Con la pigotta regali un sorriso a trecento piccoli pazienti
Damiano Ferretti
Hanno un cuore di pezza ma ogni anno salvano migliaia di bambini in tutto il mondo.
Grazie alle pigotte - le bambole di pezza simbolo dell’Unicef - si potrà ridonare il sorriso anche ai piccoli pazienti ospiti dei reparti pediatrici del Maggiore.
Anche se il Natale è ormai alle spalle, c’è ancora tempo per un dono speciale e ricco di significato perché la pigotta è realizzata a mano da numerosi volontari. Un gruppo eterogeneo composto di giovani, nonni, genitori, bambini che dedicano il loro tempo libero a questa creazione speciale che consentirà - grazie al forte senso di solidarietà e amore verso il prossimo - di salvare una vita anche ad un bambino dell’Africa centrale e occidentale.

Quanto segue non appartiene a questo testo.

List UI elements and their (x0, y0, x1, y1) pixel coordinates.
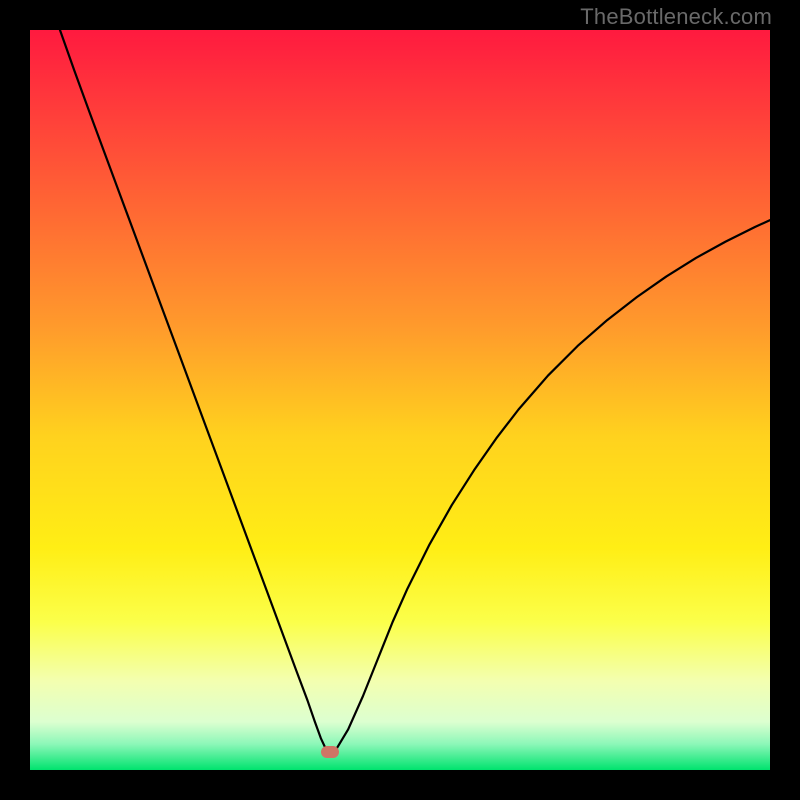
watermark-text: TheBottleneck.com (580, 4, 772, 30)
chart-svg (30, 30, 770, 770)
gradient-background (30, 30, 770, 770)
optimum-marker (321, 746, 339, 758)
plot-area (30, 30, 770, 770)
chart-frame: TheBottleneck.com (0, 0, 800, 800)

Si chiama «1 Pigotta per 2 Sorrisi» ed è il progetto che da circa due mesi vede protagoniste l’Unicef e l’associazione «Giocamico» e consiste nella donazione gratuita delle pigotte ai bambini ricoverati nei reparti pediatrici dell’Ospedale Maggiore. Anche ieri un banchetto traboccante di bambole era stato allestito al centro commerciale Eurosia. Chi volesse acquistarne una può comunque rivolgersi alla sede Unicef di borgo Santa Chiara.
«Questo progetto - spiega Roberta Marinelli, segretario provinciale dell’Unicef - ha due importanti finalità: contribuire ad abbassare la mortalità infantile nei Paesi più poveri del mondo attraverso il progetto “Vogliamo Zero” e regalare un sorriso ai circa trecento bambini ricoverati in Chirurgia, Astanteria, Oncoematologia e Clinica pediatrica del Maggiore donando loro una pigotta allegra e colorata. Ognuno - prosegue - potrà effettuare una donazione per una intera pigotta ma potrà anche intervenire a favore dell’iniziativa con una piccola offerta che contribuirà, unita ad altre, a regalare il sorriso a due bambini».
Come ogni anno, in circa seicento piazze italiane nel mese di dicembre vengono allestiti banchetti speciali dedicati all’acquisto solidale delle pigotte. E anche i parmigiani hanno mostrato tutta la loro solidarietà che li contraddistingue da sempre.
«Questa iniziativa - fa notare Roberta Marinelli - è stata accolta con molto entusiasmo e partecipazione: negli ultimi venti giorni sono state “adottate” oltre un centinaio di pigotte che verranno donate, tramite l’associazione Giocamico, direttamente nelle mani dei bambini ricoverati nei reparti di Pediatria del Maggiore. La prima donazione avverrà nel prossimo mese di febbraio, in coincidenza con il Carnevale».
Molte mani si sono, dunque, già intrecciate per ridonare il sorriso a tanti bambini.